If I feel there’s a risk of tracking mud, dirt, dog poo, or anything else into my own or anyone’s house, I will take my shoes off before entering. As in, while I’m still out on the porch, and my shoes will typically be left outside until I either leave or get a chance to clean them. Leaving a visible trail of stuff from your shoes is considered rude around here, and the owner of the home would not be out of place in pointing it out. (The owner of the shoes, had they any manners at all, would be mortified that they had not checked their shoes before walking in and would quickly apologize while immediately removing their shoes and asking the owner where they could be put.)

I think I give my feet a quick wipe on the ever-present doormat as a matter of course when I enter a home - my own or someone else’s.

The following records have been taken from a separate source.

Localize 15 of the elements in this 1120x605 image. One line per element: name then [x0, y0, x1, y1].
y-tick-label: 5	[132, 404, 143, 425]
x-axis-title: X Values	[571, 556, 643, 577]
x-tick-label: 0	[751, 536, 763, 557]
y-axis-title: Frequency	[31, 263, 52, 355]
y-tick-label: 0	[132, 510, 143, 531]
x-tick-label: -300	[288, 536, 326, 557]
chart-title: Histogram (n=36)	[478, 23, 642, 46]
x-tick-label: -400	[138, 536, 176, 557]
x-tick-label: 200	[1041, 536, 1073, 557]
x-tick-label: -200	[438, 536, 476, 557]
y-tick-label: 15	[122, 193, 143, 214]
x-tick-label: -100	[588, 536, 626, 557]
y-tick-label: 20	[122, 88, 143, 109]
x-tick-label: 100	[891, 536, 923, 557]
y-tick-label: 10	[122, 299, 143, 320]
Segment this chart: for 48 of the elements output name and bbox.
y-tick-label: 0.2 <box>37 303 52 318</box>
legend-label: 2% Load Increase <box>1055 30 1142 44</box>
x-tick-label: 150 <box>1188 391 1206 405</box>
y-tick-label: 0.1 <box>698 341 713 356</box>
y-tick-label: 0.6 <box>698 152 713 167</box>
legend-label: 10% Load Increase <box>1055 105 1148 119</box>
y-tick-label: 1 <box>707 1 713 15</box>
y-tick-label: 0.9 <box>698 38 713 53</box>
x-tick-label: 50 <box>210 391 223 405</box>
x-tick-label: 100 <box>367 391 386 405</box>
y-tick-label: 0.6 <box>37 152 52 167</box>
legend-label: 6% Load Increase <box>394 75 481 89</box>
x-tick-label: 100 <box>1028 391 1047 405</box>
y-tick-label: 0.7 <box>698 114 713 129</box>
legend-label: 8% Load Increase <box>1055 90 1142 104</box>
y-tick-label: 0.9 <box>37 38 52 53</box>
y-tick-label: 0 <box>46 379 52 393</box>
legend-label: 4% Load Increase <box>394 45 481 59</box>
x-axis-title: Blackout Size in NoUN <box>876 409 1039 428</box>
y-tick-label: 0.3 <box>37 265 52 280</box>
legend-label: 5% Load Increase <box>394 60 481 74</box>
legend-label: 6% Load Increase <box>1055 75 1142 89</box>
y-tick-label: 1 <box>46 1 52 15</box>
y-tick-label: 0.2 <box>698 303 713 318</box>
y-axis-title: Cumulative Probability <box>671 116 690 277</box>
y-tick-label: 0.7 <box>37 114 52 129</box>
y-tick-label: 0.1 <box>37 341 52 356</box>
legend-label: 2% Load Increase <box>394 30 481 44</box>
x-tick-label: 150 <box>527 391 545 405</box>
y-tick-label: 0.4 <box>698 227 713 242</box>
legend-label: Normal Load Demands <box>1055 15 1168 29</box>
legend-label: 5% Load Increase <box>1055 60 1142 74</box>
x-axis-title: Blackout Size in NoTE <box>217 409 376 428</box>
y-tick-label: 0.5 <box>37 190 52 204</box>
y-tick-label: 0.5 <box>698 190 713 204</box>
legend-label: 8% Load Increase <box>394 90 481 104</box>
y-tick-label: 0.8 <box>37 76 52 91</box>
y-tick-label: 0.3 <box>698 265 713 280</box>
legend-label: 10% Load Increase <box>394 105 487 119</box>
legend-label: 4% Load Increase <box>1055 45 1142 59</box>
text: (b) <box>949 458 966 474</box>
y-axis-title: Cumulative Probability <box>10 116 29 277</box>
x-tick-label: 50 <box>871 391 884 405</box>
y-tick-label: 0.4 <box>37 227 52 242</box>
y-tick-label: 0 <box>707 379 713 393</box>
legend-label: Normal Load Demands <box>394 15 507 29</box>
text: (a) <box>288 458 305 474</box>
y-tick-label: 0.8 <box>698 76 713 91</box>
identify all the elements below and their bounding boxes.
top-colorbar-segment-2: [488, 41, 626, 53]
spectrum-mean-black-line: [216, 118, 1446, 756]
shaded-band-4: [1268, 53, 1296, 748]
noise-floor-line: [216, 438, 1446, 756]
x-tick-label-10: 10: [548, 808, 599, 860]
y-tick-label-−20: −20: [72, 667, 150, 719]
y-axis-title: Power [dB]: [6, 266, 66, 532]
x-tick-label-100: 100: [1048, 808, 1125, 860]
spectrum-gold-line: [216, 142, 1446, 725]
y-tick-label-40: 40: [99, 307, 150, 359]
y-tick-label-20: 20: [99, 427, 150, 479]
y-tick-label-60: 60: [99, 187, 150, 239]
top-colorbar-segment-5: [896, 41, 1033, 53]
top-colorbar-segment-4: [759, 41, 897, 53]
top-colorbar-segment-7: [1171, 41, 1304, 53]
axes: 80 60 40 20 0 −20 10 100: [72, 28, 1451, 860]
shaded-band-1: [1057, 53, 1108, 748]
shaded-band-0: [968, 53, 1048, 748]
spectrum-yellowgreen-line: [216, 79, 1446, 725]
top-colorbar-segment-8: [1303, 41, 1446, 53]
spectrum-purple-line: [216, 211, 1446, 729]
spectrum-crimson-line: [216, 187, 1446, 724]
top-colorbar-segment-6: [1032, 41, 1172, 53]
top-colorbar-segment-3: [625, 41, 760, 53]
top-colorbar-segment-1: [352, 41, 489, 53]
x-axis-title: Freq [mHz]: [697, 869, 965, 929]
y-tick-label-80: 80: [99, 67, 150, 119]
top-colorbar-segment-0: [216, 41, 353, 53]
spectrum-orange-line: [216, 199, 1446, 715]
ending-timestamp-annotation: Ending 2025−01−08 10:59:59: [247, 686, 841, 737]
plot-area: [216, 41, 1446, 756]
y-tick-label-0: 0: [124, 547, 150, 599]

I’ll have to pay attention to myself to be sure, though - I think it’s totally automatic.

I have another question-if you’re going to spend upwards of thousands of dollars on your floors and carpet, why wouldn’t you get something that stands up to everyday wear and tear?

i can’t imagine wearing shoes inside all of the time. then again, that might be because i’m from new england, and right now, wearing shoes inside would just track snow, salt, sand, water, and other ickyness everywhere. even during the summer, though, i usually take off my shoes at someone’s house. probably be in stocking feet, but shoes? i mean, i would never force someone to take off their shoes, but i can’t imagine it being comfortable. i usually just kick off my shoes when i get inside, and then shove them back on when i leave. but whatever. if shod feet are your cup of tea, ok.

I hate wearing shoes. I would go without them all the time if the outdoors were more accomodating. I go barefoot or socked, depending on the season and the state of my feet, when I’m in my apartment, my parents’ house, and my close friends’ houses/apartments. I find it weird when friends leave shoes on at my house–before my BF was my BF, he used to do this from time to time and I always felt like it must be terribly uncomfortable.

For the same reason (implication of a certain degree of familiarity), I consider it rude to take my shoes off in any house that hasn’t been opened up to me as a sort of home–refrigerator privileges, free range of the house, etc. In places where that’s not the case, I only take my shoes off when bidden to do so for the sake of the floors.

I don’t have a problem with being asked to take my shoes off, but I can see how people might. I do find it a little weird to host a party and stipulate on the invitations that shoes aren’t allowed–to me it seems like forcing a degree of familiarity that might not be warranted for everybody present. Although I must say: kudos to them for mentioning it up front rather than springing it on people at the door when they might not be prepared (smelly feet, embarrassing toenail fungus, old socks, etc.)